Le chœur d'Histoires sans paroles – Harmonium symphonique

Ces trois formules d’Histoires sans paroles – Harmonium symphonique exploitent le contenu du disque éponyme lancé il y a deux ans, mais dans des lieux et des habillages légèrement différents. Il serait donc inutile pour quelqu’un ayant assisté au spectacle de la salle Wilfrid-Pelletier de se déplacer pour voir le reste de la trilogie, à moins d’être un aficionado.

Ceux qui s’étaient peut-être attendus à savourer la poésie de Serge Fiori et Michel Normandeau seront restés sur leur faim, puisque – comme l’annonce le titre – aucun mot n’est entendu tout au long de la soirée.

Les deux apparitions des chanteuses Kim Richardson et Luce Dufault (qui émerge d’une sorte de rocher moussu !) sont donc réduites à du chant sur des voyelles. Idem avec le Chœur des jeunes de Laval, placé dans les côtés en avant-scène.

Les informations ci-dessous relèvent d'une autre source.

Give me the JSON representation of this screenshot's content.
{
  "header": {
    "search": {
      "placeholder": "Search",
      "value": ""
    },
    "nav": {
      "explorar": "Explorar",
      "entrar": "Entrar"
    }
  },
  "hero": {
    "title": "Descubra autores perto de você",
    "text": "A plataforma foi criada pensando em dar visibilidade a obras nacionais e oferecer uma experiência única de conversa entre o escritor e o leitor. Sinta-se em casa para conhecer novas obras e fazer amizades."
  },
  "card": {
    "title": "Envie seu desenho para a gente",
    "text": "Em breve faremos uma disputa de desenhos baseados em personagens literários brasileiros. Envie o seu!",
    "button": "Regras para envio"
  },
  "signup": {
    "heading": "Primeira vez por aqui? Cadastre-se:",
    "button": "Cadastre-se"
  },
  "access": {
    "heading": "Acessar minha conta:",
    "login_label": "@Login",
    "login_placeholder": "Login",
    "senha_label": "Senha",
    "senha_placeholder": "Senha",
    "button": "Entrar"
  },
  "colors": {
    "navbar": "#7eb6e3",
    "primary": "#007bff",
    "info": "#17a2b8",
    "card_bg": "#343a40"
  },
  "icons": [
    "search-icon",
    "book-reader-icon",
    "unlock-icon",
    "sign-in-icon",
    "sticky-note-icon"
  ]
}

Le spectacle mise donc avant tout sur la qualité de la musique (une sorte de best of des trois disques), principalement de Serge Fiori, avec l’aide occasionnelle de Michel Normandeau et de Neil Chotem.

Et quelle musique ! Fiori n’est vraiment pas le premier gratteux de guitare venu, malgré le fait qu’il reste autodidacte (il a quand même baigné très jeune dans la musique en côtoyant son jazzman de père).

Plusieurs facettes d'Harmonium

Les partitions originales (en particulier celles des deux derniers albums) étaient déjà bien complètes en soi, mais l’arrangeur Simon Leclerc est parvenu à les magnifier en les pliant à la discipline de l’orchestre symphonique (dans ce cas-ci l'OSM). Solos de bois, contrepoints astucieux, accompagnements contrastés… tout concourt à mettre en lumière les différentes facettes de la musique d’Harmonium. L’apport ponctuel de la guitare de Sylvain Quesnel permet de se rapprocher des couleurs des albums originaux.

Mentionnons également la direction énergique de la cheffe Dina Gilbert. Certains tempos paraissent rapides, mais ce genre de spectacle à grand déploiement permet assurément moins de souplesse à ce chapitre.

Car grand déploiement il y a ! Pour passer à travers ces 140 minutes de musique, le public est convié à une sorte de conte fantastique tirant profit d’impressionnantes projections signées Marcella Grimaux, de Noisy Head Studio, mais aussi de figurants qui sortent d’un peu partout.

Les spectateurs ne sont pas en reste, avec des dispositifs lumineux téléguidés qu’ils sont invités à porter au cou à leur entrée en salle. Un choix dont la signification nous échappe toutefois.

Un banc de parc descend d’un immense puits au plafond. Un homme habillé à l’ancienne (un commis de bureau des années 1950 peut-être) lit le journal, mais est bientôt invité par un enfant à sortir de sa torpeur. Survient ensuite une poignée de lapins d’allure quelque peu maléfique fixant le public de manière interrogatrice.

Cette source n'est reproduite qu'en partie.